Smaller housebuilders are hoping the government’s decision to delay biodiversity net gain, BNG, rules until next year will lead to more practical requirements.

Although the housebuilding industry has supported the concept of a ten per cent BNG, on or off-site, they were worried the new rules would put SMEs out of business.

National Federation of Builders, NFB, chief executive Richard Beresford said: “We have worked incredibly hard on strategies to ensure BNG can work in practice and the announced delay gives us a chance to work more closely with the government to implement onsite solutions.

“By building in biodiversity, we can ensure development acts to grow habitats and stimulate species recovery, rather than acting as a block on wildlife corridors via offsetting credits.”

The trade body feared that SMEs would struggle to set aside enough land for BNG rules and wrote to the government last month with alternative options.

They were keen to see onsite solutions such as bat boxes and bee bricks included in the habitats’ metric for smaller developments. They have proposed the government adopt a two-year trial to see if this works for sites of up to 50 homes and that BNG be set at five per cent.

“The evidence is clear, if you build in biodiversity, you improve biodiversity outcomes and our proposal achieves this in practice, rather than going down the offsetting route,” said Mr Beresford.

The House of Lords built environment committee said it was aware that developers on smaller sites would find it difficult to deliver on-site mitigation.

“Large, and growing, up-front costs disincentivise developers of all sizes from entering the housing market.
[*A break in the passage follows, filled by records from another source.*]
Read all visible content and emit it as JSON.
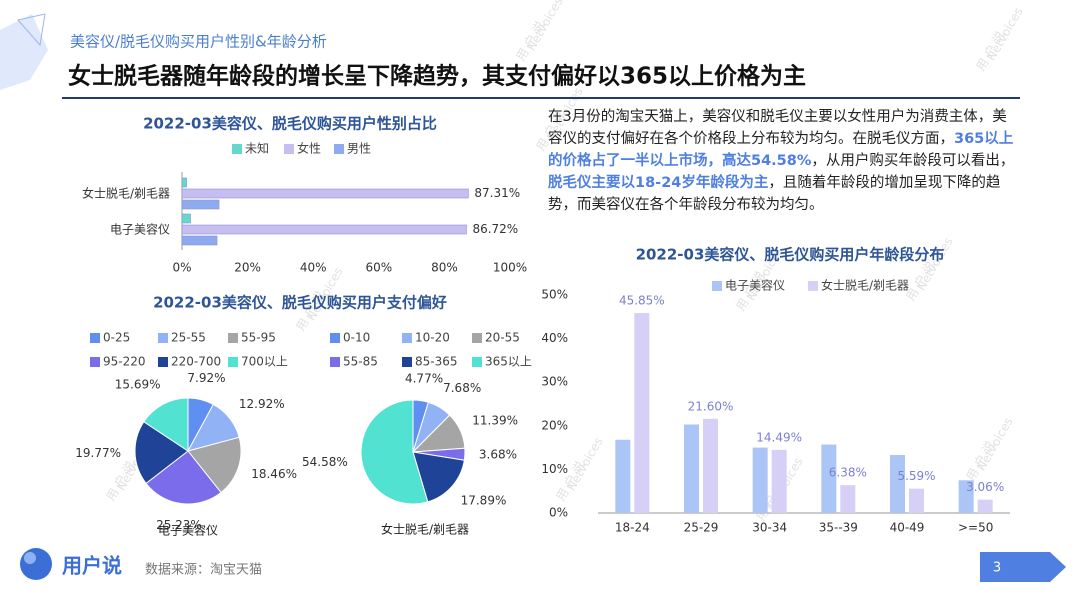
{
  "header": {
    "subtitle": "美容仪/脱毛仪购买用户性别&年龄分析",
    "title": "女士脱毛器随年龄段的增长呈下降趋势，其支付偏好以365以上价格为主"
  },
  "paragraph": [
    "在3月份的淘宝天猫上，美容仪和脱毛仪主要以女性用户为消费主体，美容仪的支付偏好在各个价格段上分布较为均匀。在脱毛仪方面，",
    "365以上的价格占了一半以上市场，高达54.58%",
    "，从用户购买年龄段可以看出，",
    "脱毛仪主要以18-24岁年龄段为主",
    "，且随着年龄段的增加呈现下降的趋势，而美容仪在各个年龄段分布较为均匀。"
  ],
  "watermark": [
    "用 户 说",
    "Netvoices"
  ],
  "footer": {
    "logo": "用户说",
    "source": "数据来源：淘宝天猫",
    "page": "3"
  },
  "chart_data": [
    {
      "type": "bar",
      "orientation": "horizontal",
      "title": "2022-03美容仪、脱毛仪购买用户性别占比",
      "categories": [
        "女士脱毛/剃毛器",
        "电子美容仪"
      ],
      "series": [
        {
          "name": "未知",
          "color": "#63d9cb",
          "values": [
            1.4,
            2.6
          ]
        },
        {
          "name": "女性",
          "color": "#c6bdf0",
          "values": [
            87.31,
            86.72
          ],
          "value_labels": [
            "87.31%",
            "86.72%"
          ]
        },
        {
          "name": "男性",
          "color": "#8eabf0",
          "values": [
            11.29,
            10.68
          ]
        }
      ],
      "xlim": [
        0,
        100
      ],
      "xticks": [
        {
          "value": 0,
          "label": "0%"
        },
        {
          "value": 20,
          "label": "20%"
        },
        {
          "value": 40,
          "label": "40%"
        },
        {
          "value": 60,
          "label": "60%"
        },
        {
          "value": 80,
          "label": "80%"
        },
        {
          "value": 100,
          "label": "100%"
        }
      ]
    },
    {
      "type": "pie",
      "title": "2022-03美容仪、脱毛仪购买用户支付偏好",
      "label": "电子美容仪",
      "categories": [
        "0-25",
        "25-55",
        "55-95",
        "95-220",
        "220-700",
        "700以上"
      ],
      "values": [
        7.92,
        12.92,
        18.46,
        25.23,
        19.77,
        15.69
      ],
      "value_labels": [
        "7.92%",
        "12.92%",
        "18.46%",
        "25.23%",
        "19.77%",
        "15.69%"
      ],
      "colors": [
        "#5f8ff0",
        "#91b3f6",
        "#a5a5a5",
        "#7b6cec",
        "#1f4396",
        "#52e2d2"
      ]
    },
    {
      "type": "pie",
      "label": "女士脱毛/剃毛器",
      "categories": [
        "0-10",
        "10-20",
        "20-55",
        "55-85",
        "85-365",
        "365以上"
      ],
      "values": [
        4.77,
        7.68,
        11.39,
        3.68,
        17.89,
        54.58
      ],
      "value_labels": [
        "4.77%",
        "7.68%",
        "11.39%",
        "3.68%",
        "17.89%",
        "54.58%"
      ],
      "colors": [
        "#5f8ff0",
        "#91b3f6",
        "#a5a5a5",
        "#7b6cec",
        "#1f4396",
        "#52e2d2"
      ]
    },
    {
      "type": "bar",
      "orientation": "vertical",
      "title": "2022-03美容仪、脱毛仪购买用户年龄段分布",
      "categories": [
        "18-24",
        "25-29",
        "30-34",
        "35--39",
        "40-49",
        ">=50"
      ],
      "series": [
        {
          "name": "电子美容仪",
          "color": "#abc5f6",
          "values": [
            16.8,
            20.3,
            15.0,
            15.7,
            13.3,
            7.5
          ]
        },
        {
          "name": "女士脱毛/剃毛器",
          "color": "#d6cff6",
          "values": [
            45.85,
            21.6,
            14.49,
            6.38,
            5.59,
            3.06
          ],
          "value_labels": [
            "45.85%",
            "21.60%",
            "14.49%",
            "6.38%",
            "5.59%",
            "3.06%"
          ]
        }
      ],
      "ylim": [
        0,
        50
      ],
      "yticks": [
        {
          "value": 0,
          "label": "0%"
        },
        {
          "value": 10,
          "label": "10%"
        },
        {
          "value": 20,
          "label": "20%"
        },
        {
          "value": 30,
          "label": "30%"
        },
        {
          "value": 40,
          "label": "40%"
        },
        {
          "value": 50,
          "label": "50%"
        }
      ]
    }
  ]
}
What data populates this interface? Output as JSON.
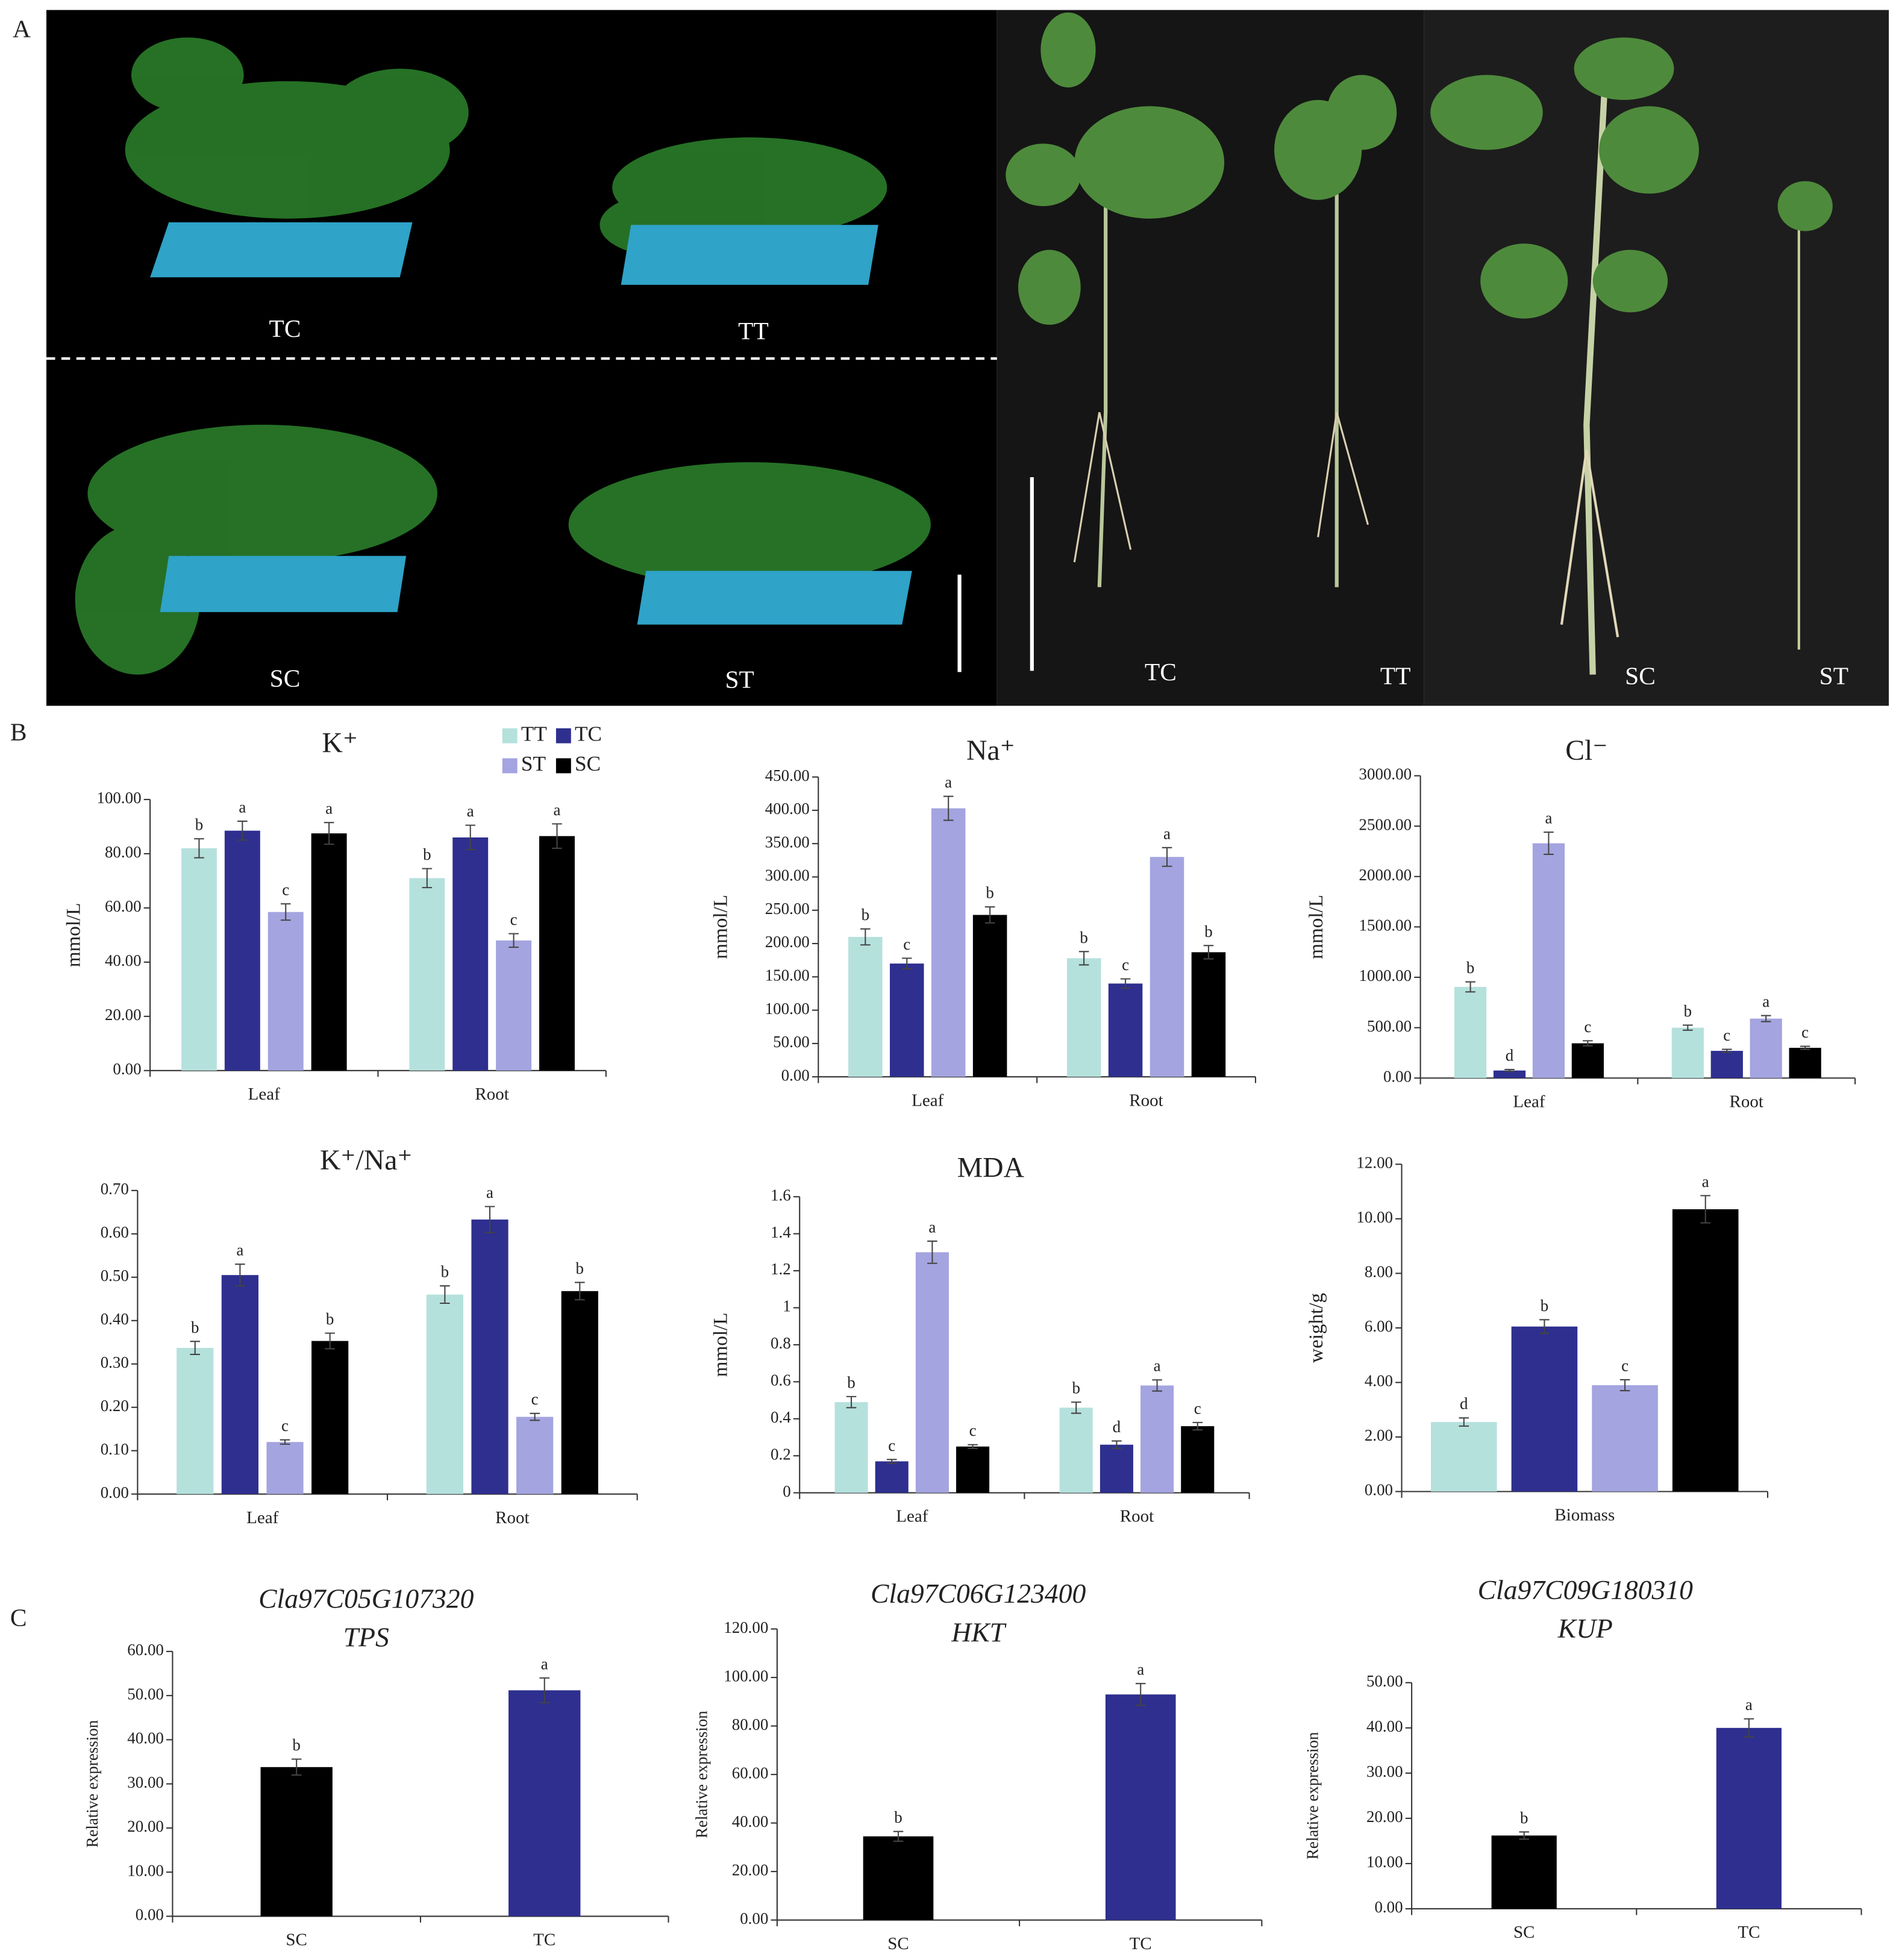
{
  "panel_labels": [
    "A",
    "B",
    "C"
  ],
  "photo_labels": [
    "TC",
    "TT",
    "SC",
    "ST",
    "TC",
    "TT",
    "SC",
    "ST"
  ],
  "chart_data": [
    {
      "type": "bar",
      "title": "K⁺",
      "y_label": "mmol/L",
      "categories": [
        "Leaf",
        "Root"
      ],
      "legend": true,
      "ylim": [
        0,
        100
      ],
      "yticks": [
        {
          "value": 0,
          "label": "0.00"
        },
        {
          "value": 20,
          "label": "20.00"
        },
        {
          "value": 40,
          "label": "40.00"
        },
        {
          "value": 60,
          "label": "60.00"
        },
        {
          "value": 80,
          "label": "80.00"
        },
        {
          "value": 100,
          "label": "100.00"
        }
      ],
      "series": [
        {
          "name": "TT",
          "color": "#b5e1dd",
          "values": [
            82,
            71
          ],
          "errors": [
            3.5,
            3.5
          ],
          "letters": [
            "b",
            "b"
          ]
        },
        {
          "name": "TC",
          "color": "#2e2f8f",
          "values": [
            88.5,
            86
          ],
          "errors": [
            3.5,
            4.5
          ],
          "letters": [
            "a",
            "a"
          ]
        },
        {
          "name": "ST",
          "color": "#a4a4e0",
          "values": [
            58.5,
            48
          ],
          "errors": [
            3,
            2.5
          ],
          "letters": [
            "c",
            "c"
          ]
        },
        {
          "name": "SC",
          "color": "#000000",
          "values": [
            87.5,
            86.5
          ],
          "errors": [
            4,
            4.5
          ],
          "letters": [
            "a",
            "a"
          ]
        }
      ]
    },
    {
      "type": "bar",
      "title": "Na⁺",
      "y_label": "mmol/L",
      "categories": [
        "Leaf",
        "Root"
      ],
      "ylim": [
        0,
        450
      ],
      "yticks": [
        {
          "value": 0,
          "label": "0.00"
        },
        {
          "value": 50,
          "label": "50.00"
        },
        {
          "value": 100,
          "label": "100.00"
        },
        {
          "value": 150,
          "label": "150.00"
        },
        {
          "value": 200,
          "label": "200.00"
        },
        {
          "value": 250,
          "label": "250.00"
        },
        {
          "value": 300,
          "label": "300.00"
        },
        {
          "value": 350,
          "label": "350.00"
        },
        {
          "value": 400,
          "label": "400.00"
        },
        {
          "value": 450,
          "label": "450.00"
        }
      ],
      "series": [
        {
          "color": "#b5e1dd",
          "values": [
            210,
            178
          ],
          "errors": [
            12,
            10
          ],
          "letters": [
            "b",
            "b"
          ]
        },
        {
          "color": "#2e2f8f",
          "values": [
            170,
            140
          ],
          "errors": [
            8,
            7
          ],
          "letters": [
            "c",
            "c"
          ]
        },
        {
          "color": "#a4a4e0",
          "values": [
            403,
            330
          ],
          "errors": [
            18,
            14
          ],
          "letters": [
            "a",
            "a"
          ]
        },
        {
          "color": "#000000",
          "values": [
            243,
            187
          ],
          "errors": [
            12,
            10
          ],
          "letters": [
            "b",
            "b"
          ]
        }
      ]
    },
    {
      "type": "bar",
      "title": "Cl⁻",
      "y_label": "mmol/L",
      "categories": [
        "Leaf",
        "Root"
      ],
      "ylim": [
        0,
        3000
      ],
      "yticks": [
        {
          "value": 0,
          "label": "0.00"
        },
        {
          "value": 500,
          "label": "500.00"
        },
        {
          "value": 1000,
          "label": "1000.00"
        },
        {
          "value": 1500,
          "label": "1500.00"
        },
        {
          "value": 2000,
          "label": "2000.00"
        },
        {
          "value": 2500,
          "label": "2500.00"
        },
        {
          "value": 3000,
          "label": "3000.00"
        }
      ],
      "series": [
        {
          "color": "#b5e1dd",
          "values": [
            905,
            500
          ],
          "errors": [
            50,
            25
          ],
          "letters": [
            "b",
            "b"
          ]
        },
        {
          "color": "#2e2f8f",
          "values": [
            75,
            270
          ],
          "errors": [
            10,
            15
          ],
          "letters": [
            "d",
            "c"
          ]
        },
        {
          "color": "#a4a4e0",
          "values": [
            2330,
            590
          ],
          "errors": [
            110,
            30
          ],
          "letters": [
            "a",
            "a"
          ]
        },
        {
          "color": "#000000",
          "values": [
            345,
            300
          ],
          "errors": [
            25,
            15
          ],
          "letters": [
            "c",
            "c"
          ]
        }
      ]
    },
    {
      "type": "bar",
      "title": "K⁺/Na⁺",
      "categories": [
        "Leaf",
        "Root"
      ],
      "ylim": [
        0,
        0.7
      ],
      "yticks": [
        {
          "value": 0,
          "label": "0.00"
        },
        {
          "value": 0.1,
          "label": "0.10"
        },
        {
          "value": 0.2,
          "label": "0.20"
        },
        {
          "value": 0.3,
          "label": "0.30"
        },
        {
          "value": 0.4,
          "label": "0.40"
        },
        {
          "value": 0.5,
          "label": "0.50"
        },
        {
          "value": 0.6,
          "label": "0.60"
        },
        {
          "value": 0.7,
          "label": "0.70"
        }
      ],
      "series": [
        {
          "color": "#b5e1dd",
          "values": [
            0.337,
            0.46
          ],
          "errors": [
            0.015,
            0.02
          ],
          "letters": [
            "b",
            "b"
          ]
        },
        {
          "color": "#2e2f8f",
          "values": [
            0.505,
            0.633
          ],
          "errors": [
            0.025,
            0.03
          ],
          "letters": [
            "a",
            "a"
          ]
        },
        {
          "color": "#a4a4e0",
          "values": [
            0.12,
            0.178
          ],
          "errors": [
            0.005,
            0.008
          ],
          "letters": [
            "c",
            "c"
          ]
        },
        {
          "color": "#000000",
          "values": [
            0.353,
            0.468
          ],
          "errors": [
            0.018,
            0.02
          ],
          "letters": [
            "b",
            "b"
          ]
        }
      ]
    },
    {
      "type": "bar",
      "title": "MDA",
      "y_label": "mmol/L",
      "categories": [
        "Leaf",
        "Root"
      ],
      "ylim": [
        0,
        1.6
      ],
      "yticks": [
        0,
        0.2,
        0.4,
        0.6,
        0.8,
        1,
        1.2,
        1.4,
        1.6
      ],
      "series": [
        {
          "color": "#b5e1dd",
          "values": [
            0.49,
            0.46
          ],
          "errors": [
            0.03,
            0.03
          ],
          "letters": [
            "b",
            "b"
          ]
        },
        {
          "color": "#2e2f8f",
          "values": [
            0.17,
            0.26
          ],
          "errors": [
            0.01,
            0.02
          ],
          "letters": [
            "c",
            "d"
          ]
        },
        {
          "color": "#a4a4e0",
          "values": [
            1.3,
            0.58
          ],
          "errors": [
            0.06,
            0.03
          ],
          "letters": [
            "a",
            "a"
          ]
        },
        {
          "color": "#000000",
          "values": [
            0.25,
            0.36
          ],
          "errors": [
            0.01,
            0.02
          ],
          "letters": [
            "c",
            "c"
          ]
        }
      ]
    },
    {
      "type": "bar",
      "y_label": "weight/g",
      "categories": [
        "Biomass"
      ],
      "ylim": [
        0,
        12
      ],
      "yticks": [
        {
          "value": 0,
          "label": "0.00"
        },
        {
          "value": 2,
          "label": "2.00"
        },
        {
          "value": 4,
          "label": "4.00"
        },
        {
          "value": 6,
          "label": "6.00"
        },
        {
          "value": 8,
          "label": "8.00"
        },
        {
          "value": 10,
          "label": "10.00"
        },
        {
          "value": 12,
          "label": "12.00"
        }
      ],
      "series": [
        {
          "color": "#b5e1dd",
          "values": [
            2.55
          ],
          "errors": [
            0.15
          ],
          "letters": [
            "d"
          ]
        },
        {
          "color": "#2e2f8f",
          "values": [
            6.05
          ],
          "errors": [
            0.25
          ],
          "letters": [
            "b"
          ]
        },
        {
          "color": "#a4a4e0",
          "values": [
            3.9
          ],
          "errors": [
            0.2
          ],
          "letters": [
            "c"
          ]
        },
        {
          "color": "#000000",
          "values": [
            10.35
          ],
          "errors": [
            0.5
          ],
          "letters": [
            "a"
          ]
        }
      ]
    },
    {
      "type": "bar",
      "title": "Cla97C05G107320",
      "subtitle": "TPS",
      "y_label": "Relative expression",
      "categories": [
        "SC",
        "TC"
      ],
      "ylim": [
        0,
        60
      ],
      "yticks": [
        {
          "value": 0,
          "label": "0.00"
        },
        {
          "value": 10,
          "label": "10.00"
        },
        {
          "value": 20,
          "label": "20.00"
        },
        {
          "value": 30,
          "label": "30.00"
        },
        {
          "value": 40,
          "label": "40.00"
        },
        {
          "value": 50,
          "label": "50.00"
        },
        {
          "value": 60,
          "label": "60.00"
        }
      ],
      "values": [
        33.8,
        51.2
      ],
      "errors": [
        1.8,
        2.8
      ],
      "letters": [
        "b",
        "a"
      ],
      "colors": [
        "#000000",
        "#2e2f8f"
      ]
    },
    {
      "type": "bar",
      "title": "Cla97C06G123400",
      "subtitle": "HKT",
      "y_label": "Relative expression",
      "categories": [
        "SC",
        "TC"
      ],
      "ylim": [
        0,
        120
      ],
      "yticks": [
        {
          "value": 0,
          "label": "0.00"
        },
        {
          "value": 20,
          "label": "20.00"
        },
        {
          "value": 40,
          "label": "40.00"
        },
        {
          "value": 60,
          "label": "60.00"
        },
        {
          "value": 80,
          "label": "80.00"
        },
        {
          "value": 100,
          "label": "100.00"
        },
        {
          "value": 120,
          "label": "120.00"
        }
      ],
      "values": [
        34.5,
        93
      ],
      "errors": [
        2,
        4.5
      ],
      "letters": [
        "b",
        "a"
      ],
      "colors": [
        "#000000",
        "#2e2f8f"
      ]
    },
    {
      "type": "bar",
      "title": "Cla97C09G180310",
      "subtitle": "KUP",
      "y_label": "Relative expression",
      "categories": [
        "SC",
        "TC"
      ],
      "ylim": [
        0,
        50
      ],
      "yticks": [
        {
          "value": 0,
          "label": "0.00"
        },
        {
          "value": 10,
          "label": "10.00"
        },
        {
          "value": 20,
          "label": "20.00"
        },
        {
          "value": 30,
          "label": "30.00"
        },
        {
          "value": 40,
          "label": "40.00"
        },
        {
          "value": 50,
          "label": "50.00"
        }
      ],
      "values": [
        16.2,
        40
      ],
      "errors": [
        0.8,
        2
      ],
      "letters": [
        "b",
        "a"
      ],
      "colors": [
        "#000000",
        "#2e2f8f"
      ]
    }
  ]
}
For smaller developers with limited access to finance they are a greater burden,” it said in its The Impact of Environmental Regulations on Development report published last week.

Guidance needs tightening up to prevent planning delays

The committee recommended the government review the range of ecological assessments required and issue guidance on which can be discretionary for smaller sites.

The Homebuilders Federation, HBF, said while the industry was committed to creating places that protect and enhance the natural environment the BNG rules could be improved.

HBF managing director Neil Jefferson said: “There are significant gaps in the government’s guidance which will not only prohibit local authorities’ abilities to effectively manage this new requirement but inevitably lead to further delays in the planning process.

“We need the government to deliver on its requirements such that industry can provide these huge environmental benefits alongside desperately needed new homes.”

Brokers Hank Zarihs Associates said development finance lenders would be keen to see BNG rules that adopted a more flexible approach for small sites.